New Order release their tenth studio album, a record cleverly combining guitars and synthesisers and which will set the world in motion to the sound of a bunch of powerful dance tracks.
Manchester band born from the ashes of iconic band Joy Division released their new album today. Under the name “Music Complete”, the record gives us New Order not at their best but at their most competent. Featuring ten songs, it is a true voyage through the sound legacy of the band, considering that nearly all the elements that made them a big name in modern music are there. We can trace nearly all the songs back to the different phases in the band’s career. Upon listing to “Restless” we see us immediately before the sound of the band. Nearly everything is there, from Bernard Albrecht’s voice and guitar to the synth sound of Gillian Gilbert who is now on board again. Should Peter Hook have joined in too this would be a nearly perfect album. Estranged for some years from the band he embarked in recent years in a new project under the mane Peter Hook and the Light travelling the world playing Joy Division albums. But funny enough, “Restless” could have been a Monaco song, the band formed by Peter Hook when he left New Order. Or one can say that Monaco sounds a lot like New Order. New Order has always had a distinctive sound and all their members have had a fair share in shaping it. Hence it is only normal that all the side projects from Bernie’s Electronic to Hook’s Monaco and Gillian Gilberts and Stephen Morris project The Other Two bring us to New Order and ultimately to the Joy Division legacy.
Music Complete is the first album for Mute, the label of major names such as Depeche Mode, Plastikman, Moby, Goldfrapp, Erasure or Cabaret Voltaire. “This is an exciting new chapter for both Mute and New Order and I feel privileged to be working with artists with such a long, creative and successful history. When the possibility of us working together first came up, I was invited to hear some of the new material and immediately had no doubts whatsoever that Mute would be the right home for New Order”, Daniel Mille said when the band signed to Mute. Considering the sound of most band on this label, it makes perfect sense for the band to sign to them. “New Order are delighted to be signing to Mute. We couldn’t imagine a better place to be than working with Daniel Miller and his team. Mute has a superb roster of artists and a history that complements our own. In many ways joining the label feels like we are coming home, returning to our independent roots”, the band said.

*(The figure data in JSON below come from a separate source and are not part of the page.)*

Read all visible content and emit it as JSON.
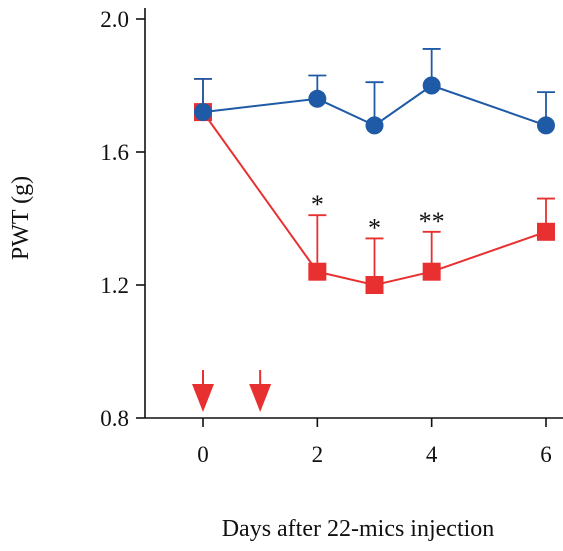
{
  "chart_data": {
    "type": "line",
    "xlabel": "Days after 22-mics injection",
    "ylabel": "PWT (g)",
    "x_ticks": [
      "0",
      "2",
      "4",
      "6"
    ],
    "y_ticks": [
      "0.8",
      "1.2",
      "1.6",
      "2.0"
    ],
    "xlim": [
      -1,
      6.3
    ],
    "ylim": [
      0.8,
      2.05
    ],
    "grid": false,
    "series": [
      {
        "color": "#1f5aa6",
        "marker": "circle",
        "x": [
          0,
          2,
          3,
          4,
          6
        ],
        "y": [
          1.72,
          1.76,
          1.68,
          1.8,
          1.68
        ],
        "error_upper": [
          0.1,
          0.07,
          0.13,
          0.11,
          0.1
        ]
      },
      {
        "color": "#e83030",
        "marker": "square",
        "x": [
          0,
          2,
          3,
          4,
          6
        ],
        "y": [
          1.72,
          1.24,
          1.2,
          1.24,
          1.36
        ],
        "error_upper": [
          0.1,
          0.17,
          0.14,
          0.12,
          0.1
        ]
      }
    ],
    "annotations": [
      {
        "x": 2,
        "text": "*"
      },
      {
        "x": 3,
        "text": "*"
      },
      {
        "x": 4,
        "text": "**"
      }
    ],
    "arrow_markers": {
      "x": [
        0,
        1
      ],
      "color": "#e83030"
    }
  }
}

With art direction by Peter Saville, the man who created the best covers for both Joy Division and New Order, “Music Complete” is not a perfect album like “Movement” or “Power Corrpution and Lies” but features four subliminal tracks. The most remarkable is undoubtedy “Plastic”, a song that brings us to the disco influences by New Order. The beat does remind us of Donna Summer’s “I Feel Love”. That is nothing new, considering that, according to the band, the beats of “Blue Monday” were taken out of “Our Love” by the very same Donna Summer. The appeal of New York and its beats had been there all along since the start of their career. And if “Everything’s Gone Green” and “Temptation” had a somehow more Mancunian or European beat to it, tracks like “Blue Monday” and “Confusion” were influenced by the break dance sounds that were there in the eighties. Upon hearing “Tutti Frutti” we go back again to the band’s legacy, a song that reminds us of “Shellshock”. Another great track is “Nothing but a fool”, a love song close to the the spirit of the hearfelt album “Power Corruption and Lies”. “Superheated” is the fourth song we would like to highlight, another love song, this one bringing us closer to the band’s most recent albums. With “Music Complete” Bernard Albrecht, Gillian Gilbert and Stephen Morris, three of the founding members, have managed to rewrite part of the band’s history, an album that will set the world in motion this Winter for our contentment.